Em Campinas (3%) e Jundiaí (1%), por exemplo, pode-se observar uma variação positiva nos preços. “No auge da crise, em abril e maio, as cidades registraram um aumento, que pode ter sido efeito do êxodo urbano, com as pessoas buscando moradias em cidades próximas a São Paulo e que têm boa infraestrutura”, explica Tenório.
De fato, o movimento foi observado pela Associação das Empresas e Profissionais do Setor Imobiliário de Jundiaí, um braço do Secovi-SP na região, mas em uma escala bem maior considerando o início do ano e os meses pós-pandemia.
José Pedro Menten, diretor da entidade, conta que o aumento na busca por casas de dois, três e até quatro dormitórios para compra cresceu cerca de 40% na região de abril a setembro, em relação ao período pré-pandemia. As imobiliárias da associação atendem segmentos de alto, médio e baixo padrão.
Inclusive, o estudo mostra a evolução positiva dos preços desde o primeiro trimestre deste ano em Jundiaí. “Teve uma procura expressiva desde abril e, no caso de compra, dois fatores principais estimularam o movimento: a pandemia, com as pessoas querendo fugir da cidade grande e os juros baixos”, diz.
Ele disse também que houve um problema de oferta. “Muita gente veio procurando casa, mas faltaram opções disponíveis, então teve cliente fechando compra de apartamento mesmo. Imóveis de R$ 400 a R$ 600 mil foram os mais vendidos. E os preços subiram cerca de 15% a 20% em uma média geral”, diz.
Em Sorocaba, o estudo mostra um aumento tímido de 1% no preço do metro quadrado entre 2019 e 2020, mas ao analisar o mercado imobiliário da cidade com uma lupa maior o cenário também muda. O corretor Fabio Maranhão, proprietário da Padrão Negócios Imobiliários, diz que os preços de casas de condomínio da cidade chegaram a subir 20% na comparação com o início deste ano.
“A busca por esse tipo de imóvel aumentou 40% com muitos clientes de poder aquisitivo maior buscando casas em condomínios para fugir de São Paulo e fazer o home office aqui”, disse.
Eduardo Zylberstajn, head de pesquisa e inovação da Fundação Instituto de Pesquisas Econômicas (Fipe), diz que o fato de algumas cidades do estudo apresentarem variações bem menores do que as citadas pelos corretores comprova a tese de que o movimento do êxodo urbano pode estar acontecendo em nichos, e não aconteceu de maneira generalizada.

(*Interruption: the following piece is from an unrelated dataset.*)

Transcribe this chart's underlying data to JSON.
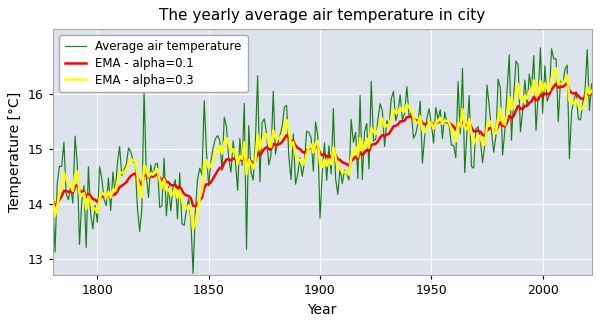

É hora de comprar imóvel no interior?
Um relatório do banco Credit Suisse avalia que o setor imobiliário no Brasil vive um de seus melhores momentos, impulsionado pelas baixas taxas de juros e diz que a dinâmica positiva deve se estender por outros anos, mas os preços do mercado imobiliário de forma geral devem aumentar em 2021.

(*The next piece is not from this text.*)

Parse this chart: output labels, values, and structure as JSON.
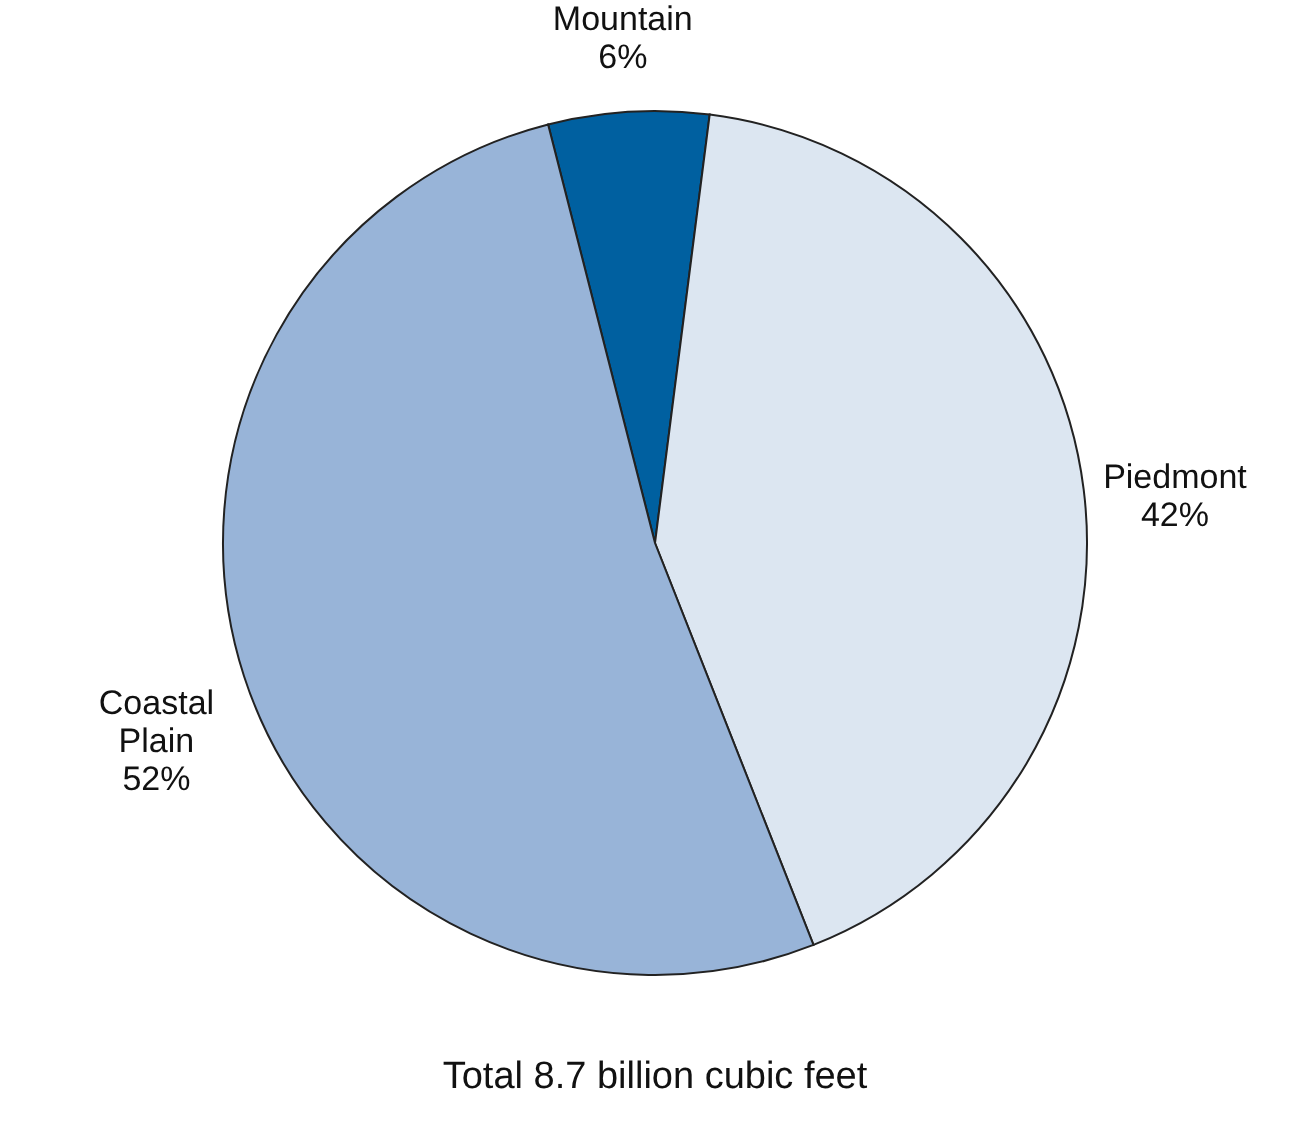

Para Tenório, mesmo que a variação de preços, na média, não tenha sido alta, ela aconteceu e, ao observar tipologias e regiões específicas, o aumento pode ser sido, sim, significativo.
“Em geral, não apenas no interior, é um bom momento para comprar um imóvel aproveitando a Selic em seu menor patamar. A taxa pode voltar a subir antes do imaginado, então pode ser uma boa oportunidade. Mas para escolher a cidade é preciso refletir mais. Campinas, Sorocaba, Jundiaí têm preços em ascendência. De repente, Piracicaba pode ter oportunidades por preços mais baixos”, diz o economista.

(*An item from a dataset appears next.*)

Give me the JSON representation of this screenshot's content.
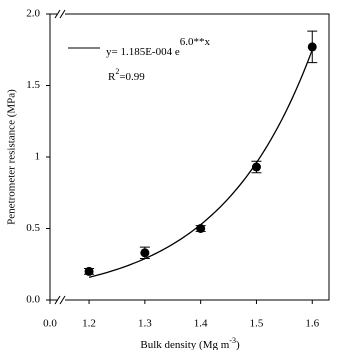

Na mesma linha, Dario Ferraço, sócio da SF Consultoria, também acredita que pode ser um bom momento para investir na compra de um imóvel. Ele diz que muitos clientes preferiram adiar a compra achando que os preços iam cair por causa da crise, mas não foi o que aconteceu.
“Não teve uma disparada, mas os preços se mantiveram e até subiram um pouco. O cenário é diferente do que se viu na crise de 2015, quando as construtoras tinham que queimar estoque e vender barato para reorganizar o fluxo de caixa. Desta vez, as construtoras não têm muito estoque, são casos pontuais. O preço dos lançamentos vai aumentar e, automaticamente, esse ganho de preço vai perdurar por alguns anos”, explica.